You can make this recipe just as easily with hollyhocks in place of the mallow leaves- they are cousins and can be used interchangeably, with similar properties.
If you don't have wild greens, you can make these by stuffing any large leaves, like grape leaves or cabbage, and you can use scallions in place of the onions, and I think you can use dill in place of the fennel, but it might be too strong with that much dill, so maybe just use 1 cup of dill. And if you don't have mallow, you can use other greens, like spinach or kale or chard, but then you might want to add an egg or some ground flax seeds to help it bind more.
And if you don't have pink peppercorns, feel free to use black pepper or leave out.
Foraged Mallow Leaves Stuffed With Wild Greens Recipe- Paleo, Gluten Free, Allergy Friendly, Low CarbIngredients:
2 2/3 cup ground chicken or turkey
1 2/3 cup chopped wild fennel
2/3 cup grated carrots
1/3 cup chopped wild onion greens (any type is fine)
1/3-1/2 cup chopped mallow/hollyhocks leaves
1 pinch ground pink peppercorns
1 teaspoon salt
12-15 giant mallow leaves for stuffing, or hollyhock leaves
2/3 cup water
Lemons or sumac powder or chopped wood sorrel for garnish- optional
Clover flowers, henbit flowers, mallow flowers, lavender flowers or rosemary flowers, dandelion petals, calendula petals, or any other edible tiny entire flower or petals for garnish- optional
1. Mix up all the filling ingredients- ground poultry, wild fennel, carrots, onion greens, mallow leaves, salt, and ground pink peppercorns.
2. Lay your mallow leaves, stem cut off, stem side up, on a cutting board, spoon a heaping tablespoon (or more) into your mallow leaves, placing it right near the indent of the leaf, folding over the sides to cover the mixture, then rolling them up to fully encase them in the leaf.

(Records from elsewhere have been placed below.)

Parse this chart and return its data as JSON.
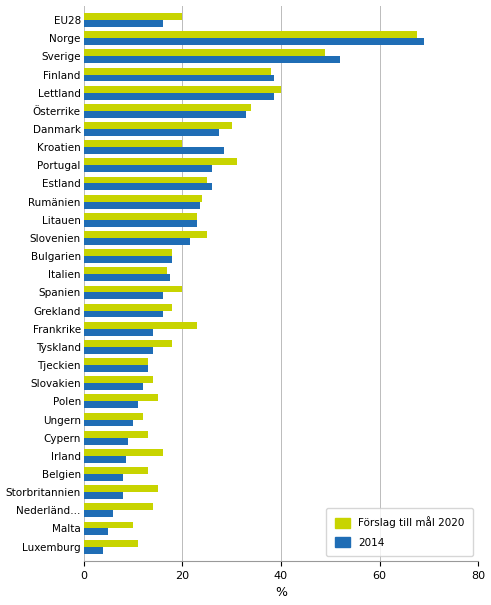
{
  "countries": [
    "EU28",
    "Norge",
    "Sverige",
    "Finland",
    "Lettland",
    "Österrike",
    "Danmark",
    "Kroatien",
    "Portugal",
    "Estland",
    "Rumänien",
    "Litauen",
    "Slovenien",
    "Bulgarien",
    "Italien",
    "Spanien",
    "Grekland",
    "Frankrike",
    "Tyskland",
    "Tjeckien",
    "Slovakien",
    "Polen",
    "Ungern",
    "Cypern",
    "Irland",
    "Belgien",
    "Storbritannien",
    "Nederländ…",
    "Malta",
    "Luxemburg"
  ],
  "mal2020": [
    20,
    67.5,
    49,
    38,
    40,
    34,
    30,
    20,
    31,
    25,
    24,
    23,
    25,
    18,
    17,
    20,
    18,
    23,
    18,
    13,
    14,
    15,
    12,
    13,
    16,
    13,
    15,
    14,
    10,
    11
  ],
  "val2014": [
    16,
    69,
    52,
    38.5,
    38.5,
    33,
    27.5,
    28.5,
    26,
    26,
    23.5,
    23,
    21.5,
    18,
    17.5,
    16,
    16,
    14,
    14,
    13,
    12,
    11,
    10,
    9,
    8.5,
    8,
    8,
    6,
    5,
    4
  ],
  "color_mal": "#c8d400",
  "color_val": "#1f6db5",
  "xlabel": "%",
  "xlim": [
    0,
    80
  ],
  "xticks": [
    0,
    20,
    40,
    60,
    80
  ],
  "legend_mal": "Förslag till mål 2020",
  "legend_val": "2014",
  "background_color": "#ffffff",
  "grid_color": "#bbbbbb"
}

If the mixture isn't able to be fully covered by the leaf, either use less filling, or wrap the stuffed leaf with another mallow leaf, making sure that the exposed part on the first leaf is fully covered by the second leaf.
3. Lay the stuffed mallow leaves, seam side down, into a wide bottomed pot. Do this with all the leaves, until the entire pot is finished, stuffing it as much as possible so there aren't loose spaces (if there are, your stuffed mallow leaves may come unraveled, so use a pot that you can fit all the stuffed mallow in to on either one tightly packed layer, or two tightly packed layers, but not with any lone stuffed leaves on another layer.

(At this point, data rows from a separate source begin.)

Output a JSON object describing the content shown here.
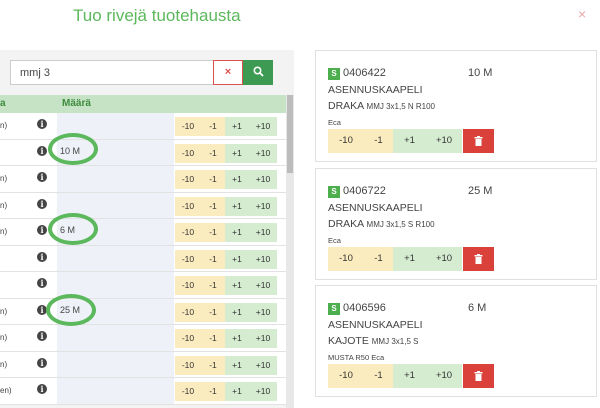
{
  "modal": {
    "title": "Tuo rivejä tuotehausta",
    "close": "×"
  },
  "search": {
    "value": "mmj 3",
    "clear_label": "×"
  },
  "table": {
    "col_a": "a",
    "col_qty": "Määrä",
    "rows": [
      {
        "name": "n)",
        "qty": ""
      },
      {
        "name": "",
        "qty": "10 M"
      },
      {
        "name": "n)",
        "qty": ""
      },
      {
        "name": "n)",
        "qty": ""
      },
      {
        "name": "n)",
        "qty": "6 M"
      },
      {
        "name": "",
        "qty": ""
      },
      {
        "name": "",
        "qty": ""
      },
      {
        "name": "n)",
        "qty": "25 M"
      },
      {
        "name": "n)",
        "qty": ""
      },
      {
        "name": "n)",
        "qty": ""
      },
      {
        "name": "en)",
        "qty": ""
      }
    ],
    "buttons": {
      "minus10": "-10",
      "minus1": "-1",
      "plus1": "+1",
      "plus10": "+10"
    },
    "info_icon": "info-icon"
  },
  "cards": [
    {
      "badge": "S",
      "code": "0406422",
      "amount": "10 M",
      "line1": "ASENNUSKAAPELI",
      "line2_brand": "DRAKA",
      "line2_rest": "MMJ 3x1,5 N R100",
      "sub": "Eca"
    },
    {
      "badge": "S",
      "code": "0406722",
      "amount": "25 M",
      "line1": "ASENNUSKAAPELI",
      "line2_brand": "DRAKA",
      "line2_rest": "MMJ 3x1,5 S R100",
      "sub": "Eca"
    },
    {
      "badge": "S",
      "code": "0406596",
      "amount": "6 M",
      "line1": "ASENNUSKAAPELI",
      "line2_brand": "KAJOTE",
      "line2_rest": "MMJ 3x1,5 S",
      "sub": "MUSTA R50 Eca"
    }
  ],
  "card_buttons": {
    "minus10": "-10",
    "minus1": "-1",
    "plus1": "+1",
    "plus10": "+10"
  },
  "colors": {
    "accent_green": "#5cb85c",
    "delete_red": "#d9413a",
    "minus_bg": "#fbecc0",
    "plus_bg": "#d5ecd1"
  }
}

4. Add the water, cover the pot, and cook on a medium/low heat until the mallow leaves are fully covered and the inside is totally firm and cooked, roughly half an hour.
5. Carefully remove from the pot so as to not tear the leaves.
6. Eat either hot or cold- it is wonderful both ways.
7. If desired, squeeze on some lemon juice or sprinkle with sumac powder or drizzle on some sumac sumac infused water or top with some finely chopped wood sorrel. It doesn't need the acidity, but in my opinion, it tastes even more enjoyable that way.
8, You can also garnish with clover flowers for decoration, or any other small, edible flowers.
Are you a fan of stuffed leaves? What leaves do you typically stuff? What do you stuff them with? Have you ever seen mallow or hollyhocks growing near you? Do they grow large enough to stuff? Does this look like a recipe you'd try?